About 130 million years ago, in what is now central Colombia, the oceans were filled with a diversity of species not found today. In the water swam a few gigantic, nightmarish apex predators. These marine reptiles can reach lengths of 2 to 10 meters (approximately 6 to 32 feet) and some have huge mouths filled with teeth, while others are mounted on long snake-like necks. Some have a relatively small head (also full of teeth) that is cut into pieces.
These giants shared the oceans with countless smaller species, many of whom were predators. These included ichthyosaurs, dolphin-like reptiles, as well as at least one species of turtle, fish, ammonite, crab, mollusk, shark, and crocodile type.
It must have required a thriving ecosystem at every level to allow all these creatures to thrive. Thanks to discoveries in something called the Paja Formation, a fossil-rich and exquisitely preserved treasure trove, researchers now understand how ecosystems support so many apex predators. And we may find hints at how the Jurassic period thrived shortly after it was brought to an end by a mass extinction.
who ate what
Dirley Cortés is a PhD candidate at McGill University’s Red Path Museum, a postdoctoral fellow at the Smithsonian Tropical Research Institute, and a researcher at the Center for Paleontological Research (CIP). She presented the data she and her team have been working on from the Paja layer at her 2022 Annual Meeting of the Society for Vertebrate Paleontology (SVP) in Toronto last November.

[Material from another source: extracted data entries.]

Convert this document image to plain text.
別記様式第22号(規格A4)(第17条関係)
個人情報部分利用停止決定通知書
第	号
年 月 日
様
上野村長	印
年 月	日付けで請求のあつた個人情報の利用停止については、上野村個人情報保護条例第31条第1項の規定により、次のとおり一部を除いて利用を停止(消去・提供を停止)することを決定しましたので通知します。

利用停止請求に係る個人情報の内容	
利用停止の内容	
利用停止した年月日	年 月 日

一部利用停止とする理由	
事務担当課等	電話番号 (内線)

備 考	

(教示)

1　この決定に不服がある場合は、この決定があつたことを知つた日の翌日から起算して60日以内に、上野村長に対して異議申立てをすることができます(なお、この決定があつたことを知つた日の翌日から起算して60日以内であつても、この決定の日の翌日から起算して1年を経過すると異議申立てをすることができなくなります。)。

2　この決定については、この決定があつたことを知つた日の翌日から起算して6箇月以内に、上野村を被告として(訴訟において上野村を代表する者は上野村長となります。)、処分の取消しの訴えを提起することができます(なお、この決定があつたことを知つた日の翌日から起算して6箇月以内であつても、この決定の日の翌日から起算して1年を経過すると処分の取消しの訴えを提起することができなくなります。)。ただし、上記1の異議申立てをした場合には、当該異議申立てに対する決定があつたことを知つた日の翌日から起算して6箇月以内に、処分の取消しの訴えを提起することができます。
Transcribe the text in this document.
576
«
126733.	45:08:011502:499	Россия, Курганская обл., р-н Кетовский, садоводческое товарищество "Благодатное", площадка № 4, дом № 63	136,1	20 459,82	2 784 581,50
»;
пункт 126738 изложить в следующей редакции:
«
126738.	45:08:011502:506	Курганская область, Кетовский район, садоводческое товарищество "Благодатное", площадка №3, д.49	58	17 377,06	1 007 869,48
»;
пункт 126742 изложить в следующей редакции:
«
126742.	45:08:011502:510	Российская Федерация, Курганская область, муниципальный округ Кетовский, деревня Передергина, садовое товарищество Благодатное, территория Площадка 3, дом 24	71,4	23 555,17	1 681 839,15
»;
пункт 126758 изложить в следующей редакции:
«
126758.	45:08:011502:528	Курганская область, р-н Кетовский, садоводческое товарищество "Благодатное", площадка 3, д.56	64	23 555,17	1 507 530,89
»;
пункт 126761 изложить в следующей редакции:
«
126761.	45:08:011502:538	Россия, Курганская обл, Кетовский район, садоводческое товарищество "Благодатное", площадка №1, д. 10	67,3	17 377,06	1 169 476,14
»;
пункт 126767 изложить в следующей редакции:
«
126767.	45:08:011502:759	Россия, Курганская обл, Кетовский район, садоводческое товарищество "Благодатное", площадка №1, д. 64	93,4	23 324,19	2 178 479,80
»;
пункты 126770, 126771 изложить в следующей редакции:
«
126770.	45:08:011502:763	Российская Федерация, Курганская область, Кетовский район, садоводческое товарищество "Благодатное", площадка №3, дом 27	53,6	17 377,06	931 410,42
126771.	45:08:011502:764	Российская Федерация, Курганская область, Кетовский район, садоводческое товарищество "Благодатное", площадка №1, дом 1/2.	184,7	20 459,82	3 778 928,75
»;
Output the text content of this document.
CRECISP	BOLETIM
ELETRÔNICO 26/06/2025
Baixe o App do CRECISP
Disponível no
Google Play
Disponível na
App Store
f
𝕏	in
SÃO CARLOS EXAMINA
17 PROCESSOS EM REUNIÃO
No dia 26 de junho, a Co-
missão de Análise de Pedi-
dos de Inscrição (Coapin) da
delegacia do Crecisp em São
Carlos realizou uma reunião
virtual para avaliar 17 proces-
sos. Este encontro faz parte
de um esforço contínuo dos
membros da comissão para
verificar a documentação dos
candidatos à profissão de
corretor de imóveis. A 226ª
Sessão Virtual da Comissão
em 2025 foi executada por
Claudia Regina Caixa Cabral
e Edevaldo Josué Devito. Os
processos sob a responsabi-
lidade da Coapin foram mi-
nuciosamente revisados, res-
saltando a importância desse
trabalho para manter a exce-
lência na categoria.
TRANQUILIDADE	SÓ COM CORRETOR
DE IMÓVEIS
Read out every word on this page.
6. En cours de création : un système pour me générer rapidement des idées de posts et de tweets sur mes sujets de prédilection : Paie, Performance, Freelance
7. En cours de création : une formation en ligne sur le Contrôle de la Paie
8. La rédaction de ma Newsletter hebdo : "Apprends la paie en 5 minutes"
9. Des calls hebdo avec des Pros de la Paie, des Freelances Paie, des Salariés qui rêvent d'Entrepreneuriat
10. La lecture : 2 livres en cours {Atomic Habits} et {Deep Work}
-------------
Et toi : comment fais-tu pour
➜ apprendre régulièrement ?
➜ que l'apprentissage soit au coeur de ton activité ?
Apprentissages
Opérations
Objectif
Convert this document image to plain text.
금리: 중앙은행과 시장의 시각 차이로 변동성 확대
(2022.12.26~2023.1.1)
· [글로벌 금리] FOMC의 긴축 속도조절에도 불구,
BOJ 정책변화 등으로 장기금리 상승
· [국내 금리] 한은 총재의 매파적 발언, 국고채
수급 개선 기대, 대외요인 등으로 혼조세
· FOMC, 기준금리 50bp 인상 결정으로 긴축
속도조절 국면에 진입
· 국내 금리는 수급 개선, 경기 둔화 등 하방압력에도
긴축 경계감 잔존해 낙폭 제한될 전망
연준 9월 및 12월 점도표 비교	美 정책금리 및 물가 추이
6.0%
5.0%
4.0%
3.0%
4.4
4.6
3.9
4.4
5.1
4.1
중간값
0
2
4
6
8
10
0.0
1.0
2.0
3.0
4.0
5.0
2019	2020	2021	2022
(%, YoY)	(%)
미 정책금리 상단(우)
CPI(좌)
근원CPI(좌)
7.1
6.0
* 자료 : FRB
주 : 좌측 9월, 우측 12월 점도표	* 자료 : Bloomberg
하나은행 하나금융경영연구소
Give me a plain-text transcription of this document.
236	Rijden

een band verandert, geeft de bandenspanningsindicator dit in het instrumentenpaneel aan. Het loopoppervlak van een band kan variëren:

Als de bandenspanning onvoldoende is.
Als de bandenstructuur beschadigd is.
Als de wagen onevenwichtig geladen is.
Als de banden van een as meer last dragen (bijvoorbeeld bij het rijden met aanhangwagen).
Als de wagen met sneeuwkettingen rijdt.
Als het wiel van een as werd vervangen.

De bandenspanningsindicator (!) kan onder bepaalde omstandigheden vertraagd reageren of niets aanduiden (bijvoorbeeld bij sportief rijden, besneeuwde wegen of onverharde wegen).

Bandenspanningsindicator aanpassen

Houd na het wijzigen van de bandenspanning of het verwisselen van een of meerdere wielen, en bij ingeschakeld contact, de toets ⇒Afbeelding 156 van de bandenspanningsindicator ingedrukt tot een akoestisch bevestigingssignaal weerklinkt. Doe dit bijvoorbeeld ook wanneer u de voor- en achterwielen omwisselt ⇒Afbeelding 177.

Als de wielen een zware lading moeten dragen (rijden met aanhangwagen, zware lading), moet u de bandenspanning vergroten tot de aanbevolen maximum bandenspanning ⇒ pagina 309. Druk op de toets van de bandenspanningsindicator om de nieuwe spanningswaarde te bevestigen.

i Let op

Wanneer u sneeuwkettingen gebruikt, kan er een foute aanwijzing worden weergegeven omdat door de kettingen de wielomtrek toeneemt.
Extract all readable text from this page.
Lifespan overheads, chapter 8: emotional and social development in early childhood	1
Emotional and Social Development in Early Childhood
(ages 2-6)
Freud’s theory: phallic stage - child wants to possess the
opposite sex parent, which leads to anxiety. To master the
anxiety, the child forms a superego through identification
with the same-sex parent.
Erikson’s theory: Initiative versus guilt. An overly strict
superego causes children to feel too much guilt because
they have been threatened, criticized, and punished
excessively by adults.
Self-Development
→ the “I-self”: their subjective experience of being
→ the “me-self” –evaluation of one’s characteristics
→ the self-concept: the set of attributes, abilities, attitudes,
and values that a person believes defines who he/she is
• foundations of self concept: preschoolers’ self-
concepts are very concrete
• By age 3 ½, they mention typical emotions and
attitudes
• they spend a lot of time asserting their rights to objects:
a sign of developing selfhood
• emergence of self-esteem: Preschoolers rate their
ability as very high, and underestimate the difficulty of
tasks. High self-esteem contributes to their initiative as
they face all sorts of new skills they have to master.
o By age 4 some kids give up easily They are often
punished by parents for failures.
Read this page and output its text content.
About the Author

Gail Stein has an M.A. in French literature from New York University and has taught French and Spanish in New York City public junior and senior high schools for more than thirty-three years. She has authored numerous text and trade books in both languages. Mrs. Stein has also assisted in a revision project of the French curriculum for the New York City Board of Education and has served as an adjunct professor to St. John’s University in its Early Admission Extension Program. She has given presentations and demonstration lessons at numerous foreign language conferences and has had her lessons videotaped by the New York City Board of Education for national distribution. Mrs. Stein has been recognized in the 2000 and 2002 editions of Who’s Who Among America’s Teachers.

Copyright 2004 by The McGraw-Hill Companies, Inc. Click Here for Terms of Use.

The team’s goal is to delve deeper into the role each species played in the ancient oceans. In other words, they want to determine the ecological niche of each species, from apex predators to the tiniest species in the ocean. For example, not all species fossilize, and few provide gut contents that indicate what they ate. So how can scientists recreate extinct ecosystems?
Acknowledging the limitations of these studies, the team compared the size, dental aspects of each species, and other attributes to analyze where they fell in this early Cretaceous food chain. “This is,” Cortez explained. This is the starting point for developing an energy flow model. “
“This trophic food web has been quantitatively reconstructed based on putative trophic interactions of marine producers, consumers and large apex predators,” she added.